On the island of St. Croix particularly, kallaloo and crabs were interchangeable. The dish of kallaloo became a major tradition for slaves, which coincided with the harvesting of kallaloo crabs during the fall and winter season. The kallaloo crab was once common and widespread throughout the Virgin Islands. As our culture changed along with the destruction of the environment, many kallaloo crab habitats were destroyed. This also led to over-harvesting of the crabs, especially by some immigrants that made the Virgin Islands their home.

The harvesting of crabs is no longer by the traditional method of a small home-made box with a hole to the bottom. Traditionally, the small box was placed over the crab hole. At times, crab bush, a medicinal plant leaf, was placed into the box to attract the crab because of the strong scent of the bush as the crab crawled up into the box. Today, PBC pipes are used to catch crabs not by native people, but by immigrants especially from the Dominican Republic. In the old days, kallaloo crabs were sold for a few cents. Today, it costs two legs and one arm to purchase kallaloo crabs from a roadside stand. In other words, it is more expensive today to buy crabs than 100 years ago.

Kallaloo is African in origin. According to the late George A. Seaman, a Crucian naturalist, “kallaloo is generally a thick, whimsically seasoned melange of weeds, fish, salted beef or pigtails and conch and crab.” Seaman continued to describe the Crucian kallaloo dish by saying, “This unsavoury-looking mess is often so hot with red pepper that the stranger fears to touch it. On the other hand, once tasted – if not too peppery – this same newcomer will declare the dish an epicurean’s delight – that is if he hasn’t dug down and brought up the hairy legs of a land crab to his astonished vision!”

Throughout the Caribbean, kallaloo with different spellings, or at times referred to as pepper pot, is a cultural dish of Caribbean people. However, the Crucian kallaloo is unique which extended from the ingredients and the preparation of the soup. This tradition all started from the enslaved populations of the Danish West Indies. Kallaloo was so embedded in the people of the Virgin Islands, especially sugarcane workers on St. Croix, that when the fields flourish after the May and June rains, the weed-woman will sing and harvest the bush.

There is no other food under the heavens that is healthier than kallaloo. Kallaloo is an alkaline food, especially vegetarian kallaloo. Slaves and former slaves of the Danish and the early American period of these islands lived long lives because of the natural and organic foods they ate. Believe me; kallaloo plays a role in longevity.
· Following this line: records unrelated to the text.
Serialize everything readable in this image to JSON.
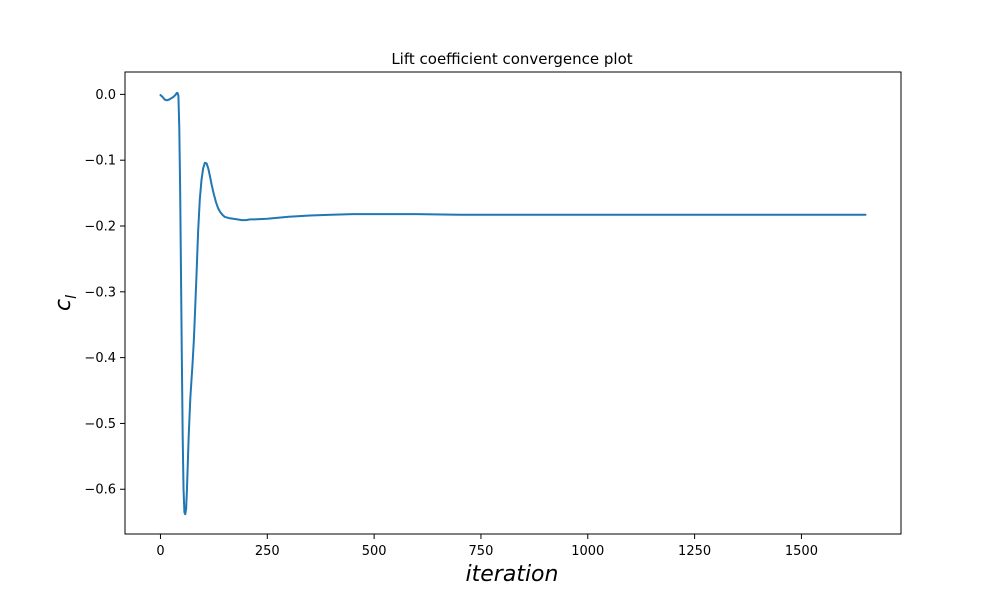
{
  "chart_data": {
    "type": "line",
    "title": "Lift coefficient convergence plot",
    "xlabel": "iteration",
    "ylabel_main": "c",
    "ylabel_sub": "l",
    "xlim": [
      -83,
      1733
    ],
    "ylim": [
      -0.668,
      0.034
    ],
    "x_ticks": [
      0,
      250,
      500,
      750,
      1000,
      1250,
      1500
    ],
    "x_tick_labels": [
      "0",
      "250",
      "500",
      "750",
      "1000",
      "1250",
      "1500"
    ],
    "y_ticks": [
      0.0,
      -0.1,
      -0.2,
      -0.3,
      -0.4,
      -0.5,
      -0.6
    ],
    "y_tick_labels": [
      "0.0",
      "−0.1",
      "−0.2",
      "−0.3",
      "−0.4",
      "−0.5",
      "−0.6"
    ],
    "grid": false,
    "series": [
      {
        "color": "#1f77b4",
        "x": [
          0,
          5,
          10,
          15,
          20,
          25,
          30,
          35,
          38,
          40,
          42,
          44,
          46,
          48,
          50,
          52,
          54,
          56,
          58,
          60,
          62,
          64,
          66,
          68,
          70,
          72,
          75,
          78,
          80,
          84,
          88,
          92,
          96,
          100,
          104,
          108,
          112,
          116,
          120,
          125,
          130,
          135,
          140,
          145,
          150,
          160,
          170,
          180,
          190,
          200,
          210,
          220,
          250,
          300,
          350,
          400,
          450,
          500,
          600,
          700,
          800,
          900,
          1000,
          1100,
          1200,
          1300,
          1400,
          1500,
          1600,
          1650
        ],
        "y": [
          -0.001,
          -0.004,
          -0.008,
          -0.009,
          -0.008,
          -0.006,
          -0.004,
          -0.001,
          0.002,
          0.002,
          -0.002,
          -0.05,
          -0.14,
          -0.27,
          -0.4,
          -0.52,
          -0.6,
          -0.635,
          -0.638,
          -0.63,
          -0.6,
          -0.56,
          -0.52,
          -0.49,
          -0.46,
          -0.44,
          -0.41,
          -0.375,
          -0.345,
          -0.28,
          -0.21,
          -0.16,
          -0.13,
          -0.112,
          -0.104,
          -0.105,
          -0.113,
          -0.125,
          -0.138,
          -0.152,
          -0.164,
          -0.173,
          -0.179,
          -0.183,
          -0.186,
          -0.188,
          -0.189,
          -0.19,
          -0.191,
          -0.191,
          -0.19,
          -0.19,
          -0.189,
          -0.186,
          -0.184,
          -0.183,
          -0.182,
          -0.182,
          -0.182,
          -0.183,
          -0.183,
          -0.183,
          -0.183,
          -0.183,
          -0.183,
          -0.183,
          -0.183,
          -0.183,
          -0.183,
          -0.183
        ]
      }
    ]
  }
}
Traditionally, kallaloo was such a cultural part of us that pregnant women in the old days ate kallaloo for a healthy and smooth delivery of their child.
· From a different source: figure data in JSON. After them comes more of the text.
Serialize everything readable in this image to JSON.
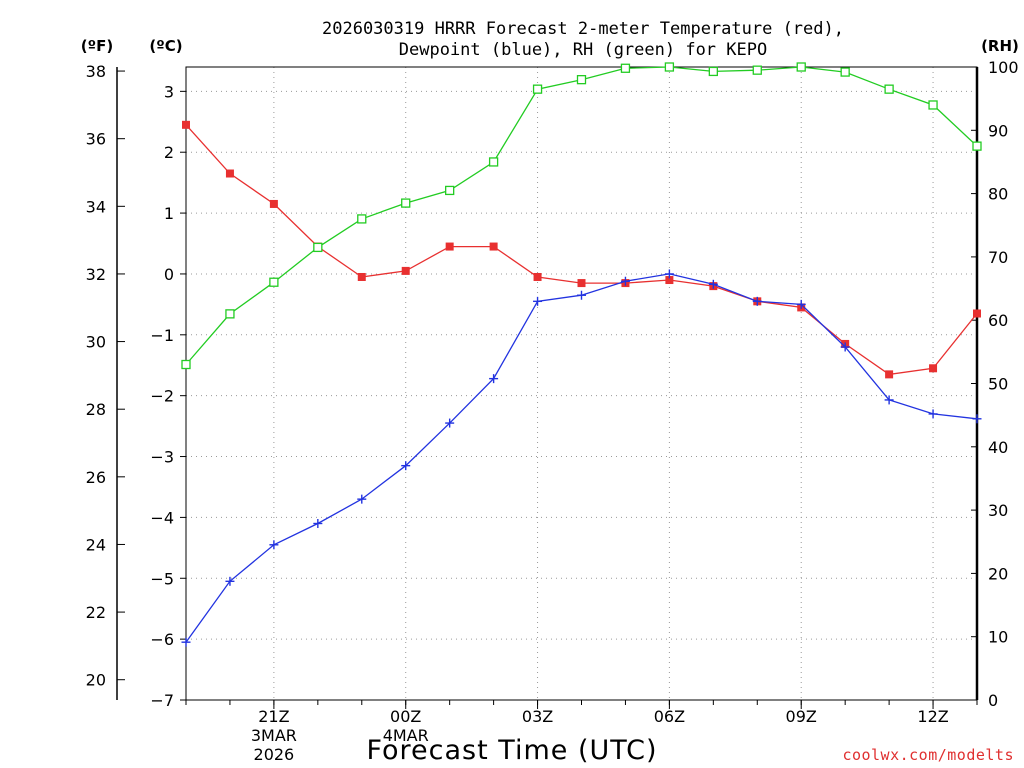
{
  "chart_data": {
    "type": "line",
    "title_lines": [
      "2026030319 HRRR Forecast 2-meter Temperature (red),",
      "Dewpoint (blue), RH (green) for KEPO"
    ],
    "xlabel": "Forecast Time (UTC)",
    "credit": "coolwx.com/modelts",
    "x_hours": [
      0,
      1,
      2,
      3,
      4,
      5,
      6,
      7,
      8,
      9,
      10,
      11,
      12,
      13,
      14,
      15,
      16,
      17,
      18
    ],
    "xticks": [
      {
        "hour": 2,
        "lines": [
          "21Z",
          "3MAR",
          "2026"
        ]
      },
      {
        "hour": 5,
        "lines": [
          "00Z",
          "4MAR"
        ]
      },
      {
        "hour": 8,
        "lines": [
          "03Z"
        ]
      },
      {
        "hour": 11,
        "lines": [
          "06Z"
        ]
      },
      {
        "hour": 14,
        "lines": [
          "09Z"
        ]
      },
      {
        "hour": 17,
        "lines": [
          "12Z"
        ]
      }
    ],
    "xlim": [
      0,
      18
    ],
    "axes": {
      "fahrenheit": {
        "unit": "(ºF)",
        "ticks": [
          20,
          22,
          24,
          26,
          28,
          30,
          32,
          34,
          36,
          38
        ]
      },
      "celsius": {
        "unit": "(ºC)",
        "ylim": [
          -7,
          3.4
        ],
        "ticks": [
          -7,
          -6,
          -5,
          -4,
          -3,
          -2,
          -1,
          0,
          1,
          2,
          3
        ]
      },
      "rh": {
        "unit": "(RH)",
        "ylim": [
          0,
          100
        ],
        "ticks": [
          0,
          10,
          20,
          30,
          40,
          50,
          60,
          70,
          80,
          90,
          100
        ]
      }
    },
    "grid": true,
    "series": [
      {
        "axis": "celsius",
        "color": "#e83030",
        "marker": "filled-square",
        "values": [
          2.45,
          1.65,
          1.15,
          0.45,
          -0.05,
          0.05,
          0.45,
          0.45,
          -0.05,
          -0.15,
          -0.15,
          -0.1,
          -0.2,
          -0.45,
          -0.55,
          -1.15,
          -1.65,
          -1.55,
          -0.65
        ]
      },
      {
        "axis": "celsius",
        "color": "#2233e0",
        "marker": "plus",
        "values": [
          -6.05,
          -5.05,
          -4.45,
          -4.1,
          -3.7,
          -3.15,
          -2.45,
          -1.72,
          -0.45,
          -0.35,
          -0.12,
          0.0,
          -0.17,
          -0.45,
          -0.5,
          -1.2,
          -2.07,
          -2.3,
          -2.38
        ]
      },
      {
        "axis": "rh",
        "color": "#22cc22",
        "marker": "open-square",
        "values": [
          53,
          61,
          66,
          71.5,
          76,
          78.5,
          80.5,
          85,
          96.5,
          98,
          99.8,
          100,
          99.3,
          99.5,
          100,
          99.2,
          96.5,
          94,
          87.5
        ]
      }
    ]
  }
}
At Old Year’s Night, kallaloo was eaten into the New Year. According to tradition, kallaloo gives you good luck for the New Year. Another Virgin Islands tradition: eating kallaloo on Old Year’s Night purged you out for the New Year. This purge allows you to start the New Year afresh. If we want to start the New Year fresh, let us make kallaloo our national dish for 2022.

I had my bowl of kallaloo, what about you? Happy New Year!

Olasee Davis is an Extension Professor/Extension Specialist in Natural Resources at the University of the Virgin Islands who writes about the culture, history, ecology and environment of the Virgin Islands when he is not leading hiking tours of the wild places and spaces of St. Croix and beyond.